CSE373 Data Structures Wi06, Homework 4, Parts 1 and 2
Programming problems Part 1 due online Thursday,
2/16/06, at 11 pm.
Written problems Part 1 due at the beginning of class, Friday, 2/17/06,
2:30 pm.
Programming problems Part 2 due online Thursday,
2/23/06, at 11 pm.
Written problems Part 2 due at the beginning of class, Friday, 2/24/06,
2:30 pm.
No late assignments will be accepted.
This assignment delves more into trees, covering balanced binary trees
and applications. In particular, it works with real-world data,
nutritional information for thousands of food items courtesy the USDA.
The assignment has many files provided:
- BasicOrderedSet.java - interface
for an ordered set.
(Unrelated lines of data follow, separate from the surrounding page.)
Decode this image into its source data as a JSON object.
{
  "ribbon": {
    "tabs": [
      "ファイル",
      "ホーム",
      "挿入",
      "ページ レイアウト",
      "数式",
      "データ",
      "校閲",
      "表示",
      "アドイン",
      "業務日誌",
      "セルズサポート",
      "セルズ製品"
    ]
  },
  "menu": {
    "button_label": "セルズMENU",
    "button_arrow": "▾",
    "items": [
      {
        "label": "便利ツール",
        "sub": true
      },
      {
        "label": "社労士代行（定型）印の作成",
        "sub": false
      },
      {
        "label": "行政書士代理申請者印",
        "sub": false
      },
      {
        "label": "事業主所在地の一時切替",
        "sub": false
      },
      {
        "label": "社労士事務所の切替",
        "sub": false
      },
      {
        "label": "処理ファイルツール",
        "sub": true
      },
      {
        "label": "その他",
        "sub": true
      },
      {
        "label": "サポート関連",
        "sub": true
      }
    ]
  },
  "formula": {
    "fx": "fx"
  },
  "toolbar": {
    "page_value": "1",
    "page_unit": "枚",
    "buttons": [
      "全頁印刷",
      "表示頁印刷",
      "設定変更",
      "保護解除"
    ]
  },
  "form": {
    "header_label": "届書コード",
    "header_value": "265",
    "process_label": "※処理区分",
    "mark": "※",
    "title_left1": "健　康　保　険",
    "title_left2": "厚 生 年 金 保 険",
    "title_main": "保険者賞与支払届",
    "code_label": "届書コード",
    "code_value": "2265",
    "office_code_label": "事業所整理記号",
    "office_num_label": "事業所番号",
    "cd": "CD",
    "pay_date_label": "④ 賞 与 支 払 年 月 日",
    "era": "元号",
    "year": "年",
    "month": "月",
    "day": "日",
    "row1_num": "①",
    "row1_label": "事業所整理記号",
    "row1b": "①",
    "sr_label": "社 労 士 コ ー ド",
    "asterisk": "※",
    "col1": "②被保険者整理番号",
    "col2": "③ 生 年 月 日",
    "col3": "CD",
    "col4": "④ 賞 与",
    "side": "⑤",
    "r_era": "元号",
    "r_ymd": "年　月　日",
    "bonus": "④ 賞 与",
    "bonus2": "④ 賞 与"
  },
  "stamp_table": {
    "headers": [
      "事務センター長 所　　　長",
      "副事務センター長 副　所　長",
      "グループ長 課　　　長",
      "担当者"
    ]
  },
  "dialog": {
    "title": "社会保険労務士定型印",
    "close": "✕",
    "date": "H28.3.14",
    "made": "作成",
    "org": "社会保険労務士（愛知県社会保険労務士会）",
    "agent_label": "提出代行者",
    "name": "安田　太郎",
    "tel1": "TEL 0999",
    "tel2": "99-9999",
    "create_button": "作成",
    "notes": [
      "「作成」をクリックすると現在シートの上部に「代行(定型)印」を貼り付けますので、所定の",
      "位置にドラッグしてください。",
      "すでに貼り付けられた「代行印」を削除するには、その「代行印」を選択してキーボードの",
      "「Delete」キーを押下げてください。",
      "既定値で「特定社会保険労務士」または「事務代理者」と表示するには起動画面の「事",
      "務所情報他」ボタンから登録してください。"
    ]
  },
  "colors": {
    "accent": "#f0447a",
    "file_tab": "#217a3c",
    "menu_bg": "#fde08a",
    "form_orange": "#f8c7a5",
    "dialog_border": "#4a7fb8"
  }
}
DO NOT CHANGE THIS FILE. Change your other files
accordingly.
- BasicOrderedSubTreeSet.java
- Code provided for you to implement a subset. DO NOT CHANGE THIS FILE.
- FieldsDefinition.java - Code
provided for you to create database records with many fields. DO NOT
CHANGE THIS FILE.
- FoodDataComparator.java - Code
to make Comparators on arbitrary fields. DO NOT CHANGE THIS FILE.
- FoodData.java - Code to read in the USDA
Nutrition Data. DO NOT CHANGE THIS FILE.
- Scanner.java - Parsing code. DO NOT CHANGE
THIS FILE.
- TreesAreFun.java - Demo code. You will
add on to the demos here.
- ABBREV.txt - The USDA Nutrition Data.
- fields.txt - The fields of the nutrition data.
- SR18_doc.pdf - The documentation on the
specification for the format is inside. Look in it for fun and to thank
us for taking care of the processing for you. :)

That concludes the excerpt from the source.